How can we imbue robots with the ability to manipulate objects precisely but also to reason about them in terms of abstract concepts?

Recent works in manipulation have shown that end-to-end networks can learn dexterous skills that require precise spatial reasoning, but these methods often fail to generalize to new goals or quickly learn transferable concepts across tasks. In parallel, there has been great progress in learning generalizable semantic representations for vision and language by training on large-scale internet data, however these representations lack the spatial understanding necessary for fine-grained manipulation. To this end, we propose a framework that combines the best of both worlds: a two-stream architecture with semantic and spatial pathways for vision-based manipulation. Specifically, we present CLIPort , a language-conditioned imitation-learning agent that combines the broad semantic understanding (what) of CLIP with the spatial precision (where) of TransporterNets.

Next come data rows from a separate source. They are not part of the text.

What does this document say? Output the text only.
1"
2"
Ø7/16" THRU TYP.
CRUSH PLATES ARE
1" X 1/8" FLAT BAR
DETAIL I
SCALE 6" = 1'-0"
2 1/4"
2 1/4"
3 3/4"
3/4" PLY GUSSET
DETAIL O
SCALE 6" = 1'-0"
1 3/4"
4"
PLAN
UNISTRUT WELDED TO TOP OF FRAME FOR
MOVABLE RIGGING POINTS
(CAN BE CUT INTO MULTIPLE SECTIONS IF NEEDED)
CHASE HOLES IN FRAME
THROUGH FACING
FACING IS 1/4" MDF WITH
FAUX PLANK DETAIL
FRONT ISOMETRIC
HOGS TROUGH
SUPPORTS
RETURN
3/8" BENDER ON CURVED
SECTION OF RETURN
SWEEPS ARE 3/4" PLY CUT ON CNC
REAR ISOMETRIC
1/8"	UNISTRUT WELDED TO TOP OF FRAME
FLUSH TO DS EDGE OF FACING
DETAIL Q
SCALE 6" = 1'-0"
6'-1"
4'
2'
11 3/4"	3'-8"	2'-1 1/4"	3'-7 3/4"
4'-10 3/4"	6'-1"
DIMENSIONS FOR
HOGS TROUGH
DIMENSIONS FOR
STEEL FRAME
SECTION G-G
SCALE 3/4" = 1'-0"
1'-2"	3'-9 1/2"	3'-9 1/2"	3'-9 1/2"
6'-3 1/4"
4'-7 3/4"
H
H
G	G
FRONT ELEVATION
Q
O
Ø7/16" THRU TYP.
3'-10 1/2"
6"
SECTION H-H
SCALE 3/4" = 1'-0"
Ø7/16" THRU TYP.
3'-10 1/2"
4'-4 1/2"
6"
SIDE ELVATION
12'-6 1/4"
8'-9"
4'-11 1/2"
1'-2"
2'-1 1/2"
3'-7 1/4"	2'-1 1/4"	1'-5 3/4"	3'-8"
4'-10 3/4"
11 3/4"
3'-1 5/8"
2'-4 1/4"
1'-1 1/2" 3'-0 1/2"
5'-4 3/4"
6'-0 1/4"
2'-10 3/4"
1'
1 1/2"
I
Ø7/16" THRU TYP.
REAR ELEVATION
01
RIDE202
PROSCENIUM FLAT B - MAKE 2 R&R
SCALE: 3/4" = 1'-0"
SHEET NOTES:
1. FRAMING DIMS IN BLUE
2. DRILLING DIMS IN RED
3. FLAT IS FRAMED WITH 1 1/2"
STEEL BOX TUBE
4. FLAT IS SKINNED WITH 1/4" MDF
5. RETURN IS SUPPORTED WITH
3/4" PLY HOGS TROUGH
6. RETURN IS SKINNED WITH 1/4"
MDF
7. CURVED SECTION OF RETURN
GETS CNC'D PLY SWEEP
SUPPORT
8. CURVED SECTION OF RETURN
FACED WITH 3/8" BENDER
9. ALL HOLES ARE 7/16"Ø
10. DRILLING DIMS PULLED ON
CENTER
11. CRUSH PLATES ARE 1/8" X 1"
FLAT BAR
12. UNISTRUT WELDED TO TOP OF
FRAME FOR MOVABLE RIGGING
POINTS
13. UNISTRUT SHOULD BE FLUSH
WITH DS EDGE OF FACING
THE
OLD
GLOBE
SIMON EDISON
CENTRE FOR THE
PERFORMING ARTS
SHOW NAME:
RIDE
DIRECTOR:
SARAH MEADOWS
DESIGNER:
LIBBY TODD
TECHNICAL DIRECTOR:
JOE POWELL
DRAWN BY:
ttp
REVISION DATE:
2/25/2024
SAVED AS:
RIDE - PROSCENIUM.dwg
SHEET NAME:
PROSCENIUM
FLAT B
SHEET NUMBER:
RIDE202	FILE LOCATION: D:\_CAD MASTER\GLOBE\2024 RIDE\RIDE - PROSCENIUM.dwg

Our end-to-end framework is capable of solving a variety of language-specified tabletop tasks from packing unseen objects to folding cloths, all without any explicit representations of object poses, instance segmentations, memory, symbolic states, or syntactic structures. Experiments in simulation and hardware show that our approach is data-efficient and generalizes effectively to seen and unseen semantic concepts. We even train one multi-task policy for 10 simulated and 9 real-world tasks that shows better or comparable performance to single-task policies.